Baran'a aşağıya inmesini söylediği saatin geldiğini görünce birden ayaklanan sarışın adam dolabının önüne geçip hızlıca bir tişört bir de eşofman seçmişti. Normalde giyinmesine özen gösterirdi ama bugün böyle bir şey için ne isteği vardı ne de keyfi.

Çıkarttığı üstünün ardından vücuduna kokusunu sevdiği bir deodorantını sıkıp dolaptan aldığı tişörtü geçirmişti. Altındaki pantolonu ve boxerını sıyırıp onları da değiştiren Çınar, aynanın karşısına geçip elleriyle yeni uzayan saçlarını düzelttikten sonra arabasının anahtarını alıp odasından çıkmıştı.

Hiçkimseyle karşılaşmak istemediği için kendisini hızlıca kapıdan dışarı attığında ayakkabısını ayağına geçirip hızlıca merdivenlerden inmeye başlamıştı. Sevgilisini görecek olmanın verdiği huzurla dış kapıyı açtığında arabasına yaslanmış yeri izleyen esmer adamı görmüştü. Baran bir şey olmadı demişti ama Çınar adı gibi emindi ki bir şeyler olmuştu.

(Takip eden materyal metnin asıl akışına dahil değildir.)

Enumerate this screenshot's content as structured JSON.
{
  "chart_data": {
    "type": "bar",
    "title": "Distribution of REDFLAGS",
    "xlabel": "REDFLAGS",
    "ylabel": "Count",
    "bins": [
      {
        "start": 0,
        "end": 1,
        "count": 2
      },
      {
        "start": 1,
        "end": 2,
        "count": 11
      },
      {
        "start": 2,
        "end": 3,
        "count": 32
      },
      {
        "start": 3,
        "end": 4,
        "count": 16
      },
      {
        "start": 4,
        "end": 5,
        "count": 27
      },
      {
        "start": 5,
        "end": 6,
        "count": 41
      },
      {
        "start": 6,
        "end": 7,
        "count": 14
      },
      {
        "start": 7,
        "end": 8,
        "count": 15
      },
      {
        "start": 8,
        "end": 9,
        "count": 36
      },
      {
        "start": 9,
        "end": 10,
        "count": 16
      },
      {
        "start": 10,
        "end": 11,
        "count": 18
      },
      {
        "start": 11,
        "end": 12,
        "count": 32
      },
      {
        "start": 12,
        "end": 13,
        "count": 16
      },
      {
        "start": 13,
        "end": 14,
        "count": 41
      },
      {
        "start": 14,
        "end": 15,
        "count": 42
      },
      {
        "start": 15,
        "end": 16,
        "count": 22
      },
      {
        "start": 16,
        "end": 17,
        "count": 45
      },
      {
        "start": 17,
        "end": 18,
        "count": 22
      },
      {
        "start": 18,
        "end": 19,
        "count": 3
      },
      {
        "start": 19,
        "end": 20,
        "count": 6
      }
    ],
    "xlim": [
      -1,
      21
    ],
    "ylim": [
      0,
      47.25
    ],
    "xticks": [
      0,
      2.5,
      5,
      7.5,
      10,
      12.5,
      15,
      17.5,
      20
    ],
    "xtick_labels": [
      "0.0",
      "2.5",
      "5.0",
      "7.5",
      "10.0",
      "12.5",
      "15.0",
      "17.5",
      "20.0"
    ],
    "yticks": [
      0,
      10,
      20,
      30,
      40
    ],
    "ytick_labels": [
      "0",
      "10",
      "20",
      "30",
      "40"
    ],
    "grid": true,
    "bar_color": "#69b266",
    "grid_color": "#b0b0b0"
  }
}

Baran, hala ona doğru gelen sevgilisini farkedemeyecek kadar dalgın bir şekilde yeri izliyordu. Burukça gülümseyerek sevgilisinin yanına ulaşan sarışın adam bir anda kollarıyla esmer adamın vücudunu sarmıştı. O kadar seviyordu ki bu hissi, sevgilisinin kokusunu hissedip içine çekmeyi, vücutlarının birbirlerine değmesini...

Normalde olsa insanların görmesinden çekinecek olan Baran, sarışın adamın bu hareketiyle irkilse de daha sonrasında o da sıkı sıkı sarmıştı sevdiği sarışının bedenini. Yüzünü boynuna gömüp büyük bir öpücük konduran Baran artık kimseyi,
hiç kimseyi umursamıyor gibiydi.

"Sana hiç kimseden korkmadan, çekinmeden sarılmanın hayalini o kadar uzun zamandır kuruyorum ki..." Baran'ın kısık sesle Çınar'ın kulağına fısıldadığı bu cümle sarışın adamın yüzüne büyük bir gülümseme kondurmuştu.

"Ben sana hayalini kurduğun her şeyin daha güzelini yaşayacağız dememiş miydim canımın içi?" Cümlesi bittiğinde boynuna yaslanmış öylece duran sevgilisinin kafasını koklayıp kocaman bir öpücük kondurmuştu.

"Demiştin, ben de inanmıştım. Ben en çok sana güveniyorum Çınar'ım, sadece senin yanında tam anlamıyla huzur buluyorum." Esmer adam kafasını sevgilisinin boynundan kaldırmadan kurduğu bu cümleden sonra Çınar'ın boynunu art arda hafif dokunuşlarla öpmeye başlamıştı.

"Kalbe zararsın Baran'ım..." Çınar'ın iç çekerek kurduğu cümle esmer adamın gülümsemesini sağlamıştı.

"Senin kalbine olsam olsam şifa olurum Çınar'ım."

"Oldun da..." Çınar, kurduğu cümleden sonra yüzünü tekrardan sevgilisinin kafasına gömmüştü. Sokaktan tek tük geçen insanlara aldırış etmeden bir süre öylece duran ikili artık arabaya geçmeye karar verdiğinde Çınar, arabaya binmek için ondan ayrılan sevgilisinin elini tutup dudağına götürmüştü. Bileğine küçük bir öpücük kondurduktan sonra esmer adamı serbest bırakıp kapısını açtığı arabaya binmesini izleyen sarışın adam, sevgilisi arabaya bindiğinde kendisi de hızla sürücü koltuğuna geçmişti.